Non-contact type distance sensor, D ... Winding diameter of stranded wire wound on bobbin, L ... Detection distance of non-contact distance sensor, Nb ... Rotation direction and rotation speed of bobbin, Nf ... Rotation direction and rotation speed of flyer, V: Wire traveling speed.

Claims (5)

[Claims] 1. A plurality of wires are supplied to an inlet side of a flyer, and while the plurality of wires are paid out from an outlet of the flyer, the flyer is rotated at a rotation speed Nf, and from the outlet of the flyer. A bobbin that winds a plurality of wires that are fed out, in the same direction as the flyer,
A litz wire twisting method for twisting a plurality of wires by rotating at a rotation speed Nb such that Nb <Nf, wherein at least one of the plurality of wires supplied to the flyer has a speed of the wire. The traveling speed V is detected, the differential speed Nf-Nb between the rotational speed Nf of the flyer and the rotational speed Nb of the bobbin is calculated, and the ratio between the differential speed Nf-Nb and the traveling speed V is made constant. A litz wire twisting method, characterized in that at least one of the rotational speed Nf of the flyer and the rotational speed Nb of the bobbin is controlled so as to keep it. 2. A plurality of wires are supplied to the inlet side of the flyer, and while the plurality of wires are fed from the outlet of the flyer, the flyer is rotated at a rotation speed Nf, and from the outlet of the flyer. A bobbin that winds a plurality of wires that are fed out, in the same direction as the flyer,
In the litz wire twisting method of twisting the plurality of wires by rotating at a rotation speed Nb such that Nb <Nf, the diameter dimension D of the uppermost layer of the twisted wire wound around the bobbin is not contacted. And the linear velocity V'of the wound and twisted wire is calculated based on the bobbin rotational speed Nb and the diameter D, and the flyer rotational speed Nf and the bobbin rotational speed are calculated. The differential speed Nf-Nb with Nb is calculated, and the rotational speed Nf of the flyer and the rotational speed Nb of the bobbin are controlled so that the ratio between the differential speed Nf-Nb and the linear speed V'is kept constant. A method for twisting a litz wire, which comprises controlling at least one of them. 3. A flyer that collectively feeds a plurality of supplied wires, a flyer drive mechanism that supports and rotates the flyer, a bobbin that winds the wire that is fed from the flyer, and a bobbin that supports the bobbin.
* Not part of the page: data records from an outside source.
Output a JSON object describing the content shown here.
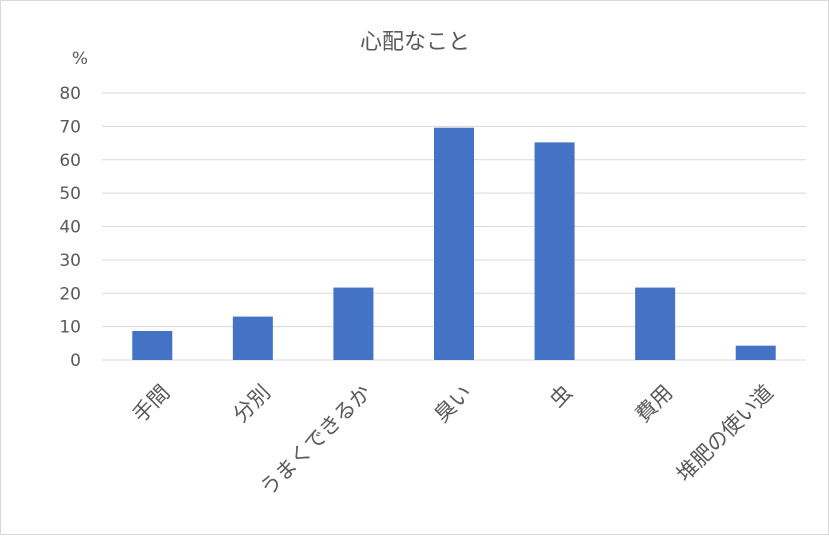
{
  "chart_data": {
    "type": "bar",
    "title": "心配なこと",
    "ylabel": "%",
    "xlabel": "",
    "categories": [
      "手間",
      "分別",
      "うまくできるか",
      "臭い",
      "虫",
      "費用",
      "堆肥の使い道"
    ],
    "values": [
      8.7,
      13,
      21.7,
      69.6,
      65.2,
      21.7,
      4.3
    ],
    "ylim": [
      0,
      80
    ],
    "yticks": [
      "0",
      "10",
      "20",
      "30",
      "40",
      "50",
      "60",
      "70",
      "80"
    ],
    "grid": true,
    "legend": "none",
    "bar_color": "#4472c4",
    "grid_color": "#d9d9d9",
    "text_color": "#595959"
  }
}
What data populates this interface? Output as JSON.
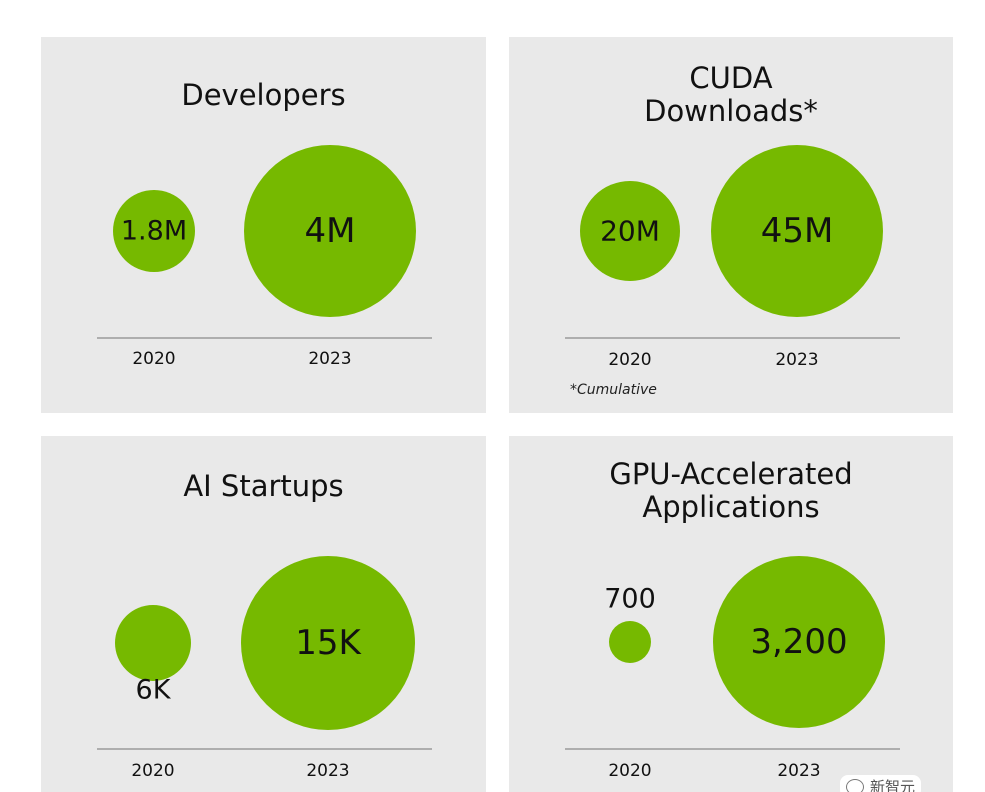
{
  "colors": {
    "bubble": "#76b900",
    "panel_bg": "#e9e9e9",
    "baseline": "#8a8a8a",
    "text": "#111111"
  },
  "chart_data": [
    {
      "type": "bubble",
      "title": "Developers",
      "categories": [
        "2020",
        "2023"
      ],
      "values": [
        1800000,
        4000000
      ],
      "labels": [
        "1.8M",
        "4M"
      ]
    },
    {
      "type": "bubble",
      "title": "CUDA Downloads*",
      "title_lines": [
        "CUDA",
        "Downloads*"
      ],
      "categories": [
        "2020",
        "2023"
      ],
      "values": [
        20000000,
        45000000
      ],
      "labels": [
        "20M",
        "45M"
      ],
      "note": "*Cumulative"
    },
    {
      "type": "bubble",
      "title": "AI Startups",
      "categories": [
        "2020",
        "2023"
      ],
      "values": [
        6000,
        15000
      ],
      "labels": [
        "6K",
        "15K"
      ]
    },
    {
      "type": "bubble",
      "title": "GPU-Accelerated Applications",
      "title_lines": [
        "GPU-Accelerated",
        "Applications"
      ],
      "categories": [
        "2020",
        "2023"
      ],
      "values": [
        700,
        3200
      ],
      "labels": [
        "700",
        "3,200"
      ]
    }
  ],
  "watermark": {
    "text": "新智元",
    "icon": "wechat-icon"
  }
}
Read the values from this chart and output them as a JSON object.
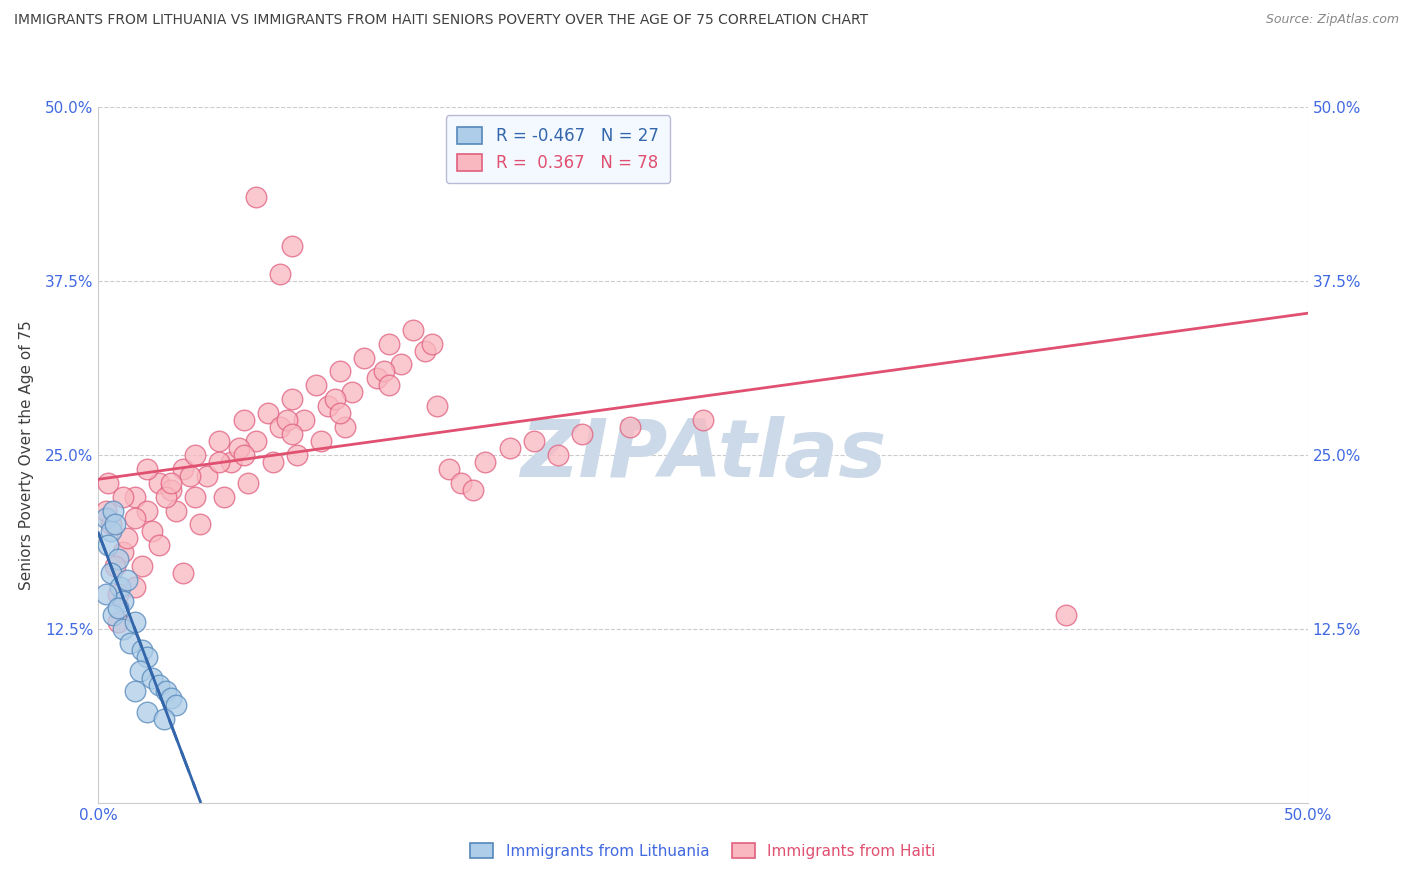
{
  "title": "IMMIGRANTS FROM LITHUANIA VS IMMIGRANTS FROM HAITI SENIORS POVERTY OVER THE AGE OF 75 CORRELATION CHART",
  "source": "Source: ZipAtlas.com",
  "ylabel": "Seniors Poverty Over the Age of 75",
  "y_tick_values": [
    0,
    12.5,
    25.0,
    37.5,
    50.0
  ],
  "y_tick_labels": [
    "",
    "12.5%",
    "25.0%",
    "37.5%",
    "50.0%"
  ],
  "x_range": [
    0,
    50
  ],
  "y_range": [
    0,
    50
  ],
  "legend_lithuania_R": -0.467,
  "legend_lithuania_N": 27,
  "legend_haiti_R": 0.367,
  "legend_haiti_N": 78,
  "lith_color": "#aecde8",
  "lith_edge": "#5588bb",
  "lith_line": "#3366aa",
  "haiti_color": "#f9b8c0",
  "haiti_edge": "#e06080",
  "haiti_line": "#e05070",
  "watermark": "ZIPAtlas",
  "watermark_color": "#ccd9e8",
  "background_color": "#ffffff",
  "grid_color": "#cccccc",
  "title_color": "#404040",
  "axis_label_color": "#4169e1",
  "source_color": "#888888",
  "legend_bg": "#f0f8ff",
  "legend_edge": "#aaaacc",
  "lithuania_dots": [
    [
      0.3,
      20.5
    ],
    [
      0.5,
      19.5
    ],
    [
      0.4,
      18.5
    ],
    [
      0.6,
      21.0
    ],
    [
      0.7,
      20.0
    ],
    [
      0.8,
      17.5
    ],
    [
      0.5,
      16.5
    ],
    [
      0.9,
      15.5
    ],
    [
      1.0,
      14.5
    ],
    [
      0.3,
      15.0
    ],
    [
      0.6,
      13.5
    ],
    [
      1.2,
      16.0
    ],
    [
      0.8,
      14.0
    ],
    [
      1.0,
      12.5
    ],
    [
      1.5,
      13.0
    ],
    [
      1.3,
      11.5
    ],
    [
      1.8,
      11.0
    ],
    [
      2.0,
      10.5
    ],
    [
      1.7,
      9.5
    ],
    [
      2.2,
      9.0
    ],
    [
      2.5,
      8.5
    ],
    [
      2.8,
      8.0
    ],
    [
      3.0,
      7.5
    ],
    [
      3.2,
      7.0
    ],
    [
      1.5,
      8.0
    ],
    [
      2.0,
      6.5
    ],
    [
      2.7,
      6.0
    ]
  ],
  "haiti_dots": [
    [
      0.5,
      20.0
    ],
    [
      1.0,
      18.0
    ],
    [
      1.5,
      22.0
    ],
    [
      0.8,
      15.0
    ],
    [
      1.2,
      19.0
    ],
    [
      2.0,
      21.0
    ],
    [
      1.8,
      17.0
    ],
    [
      2.5,
      23.0
    ],
    [
      2.2,
      19.5
    ],
    [
      3.0,
      22.5
    ],
    [
      3.5,
      24.0
    ],
    [
      3.2,
      21.0
    ],
    [
      4.0,
      25.0
    ],
    [
      4.5,
      23.5
    ],
    [
      4.2,
      20.0
    ],
    [
      5.0,
      26.0
    ],
    [
      5.5,
      24.5
    ],
    [
      5.2,
      22.0
    ],
    [
      6.0,
      27.5
    ],
    [
      6.5,
      26.0
    ],
    [
      6.2,
      23.0
    ],
    [
      7.0,
      28.0
    ],
    [
      7.5,
      27.0
    ],
    [
      7.2,
      24.5
    ],
    [
      8.0,
      29.0
    ],
    [
      8.5,
      27.5
    ],
    [
      8.2,
      25.0
    ],
    [
      9.0,
      30.0
    ],
    [
      9.5,
      28.5
    ],
    [
      9.2,
      26.0
    ],
    [
      10.0,
      31.0
    ],
    [
      10.5,
      29.5
    ],
    [
      10.2,
      27.0
    ],
    [
      11.0,
      32.0
    ],
    [
      11.5,
      30.5
    ],
    [
      12.0,
      33.0
    ],
    [
      12.5,
      31.5
    ],
    [
      13.0,
      34.0
    ],
    [
      13.5,
      32.5
    ],
    [
      14.0,
      28.5
    ],
    [
      14.5,
      24.0
    ],
    [
      15.0,
      23.0
    ],
    [
      15.5,
      22.5
    ],
    [
      16.0,
      24.5
    ],
    [
      17.0,
      25.5
    ],
    [
      18.0,
      26.0
    ],
    [
      19.0,
      25.0
    ],
    [
      20.0,
      26.5
    ],
    [
      22.0,
      27.0
    ],
    [
      25.0,
      27.5
    ],
    [
      0.4,
      23.0
    ],
    [
      0.7,
      17.0
    ],
    [
      1.5,
      20.5
    ],
    [
      2.8,
      22.0
    ],
    [
      3.8,
      23.5
    ],
    [
      5.8,
      25.5
    ],
    [
      7.8,
      27.5
    ],
    [
      9.8,
      29.0
    ],
    [
      11.8,
      31.0
    ],
    [
      13.8,
      33.0
    ],
    [
      0.3,
      21.0
    ],
    [
      1.0,
      22.0
    ],
    [
      2.0,
      24.0
    ],
    [
      3.0,
      23.0
    ],
    [
      4.0,
      22.0
    ],
    [
      5.0,
      24.5
    ],
    [
      6.0,
      25.0
    ],
    [
      8.0,
      26.5
    ],
    [
      10.0,
      28.0
    ],
    [
      12.0,
      30.0
    ],
    [
      7.5,
      38.0
    ],
    [
      8.0,
      40.0
    ],
    [
      6.5,
      43.5
    ],
    [
      40.0,
      13.5
    ],
    [
      0.8,
      13.0
    ],
    [
      1.5,
      15.5
    ],
    [
      2.5,
      18.5
    ],
    [
      3.5,
      16.5
    ]
  ]
}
A litz wire twisting device having a bobbin drive mechanism that rotates concentrically with the rotation axis of the flyer, a sensor that directly or indirectly detects the speed at which the wire passes through the flyer, and an output signal of the sensor. And an automatic control device for giving an operation command to the fly, the drive mechanism, and the bobbin drive mechanism to control the operation thereof,
And, the automatic control device controls the flyer drive mechanism and the bobbin drive mechanism so that the ratio of the speed difference between the rotation speed of the flyer and the rotation speed of the bobbin and the speed of the wire becomes constant. A twisting device for litz wire, which is characterized in that 4. The sensor for detecting the speed of the wire is a tachometer having a pulley around which at least one of the plurality of wires supplied to the flyer is wound. The litz wire twisting device according to claim 3. 5. The sensor for detecting the speed of the wire is a distance meter for non-contactly detecting the distance to the wire wound on the bobbin, and the automatic control device is the above-mentioned. The litz wire twisting device according to claim 3, which has a function of calculating the speed of the wire wound around the bobbin based on the detection signal of the range finder.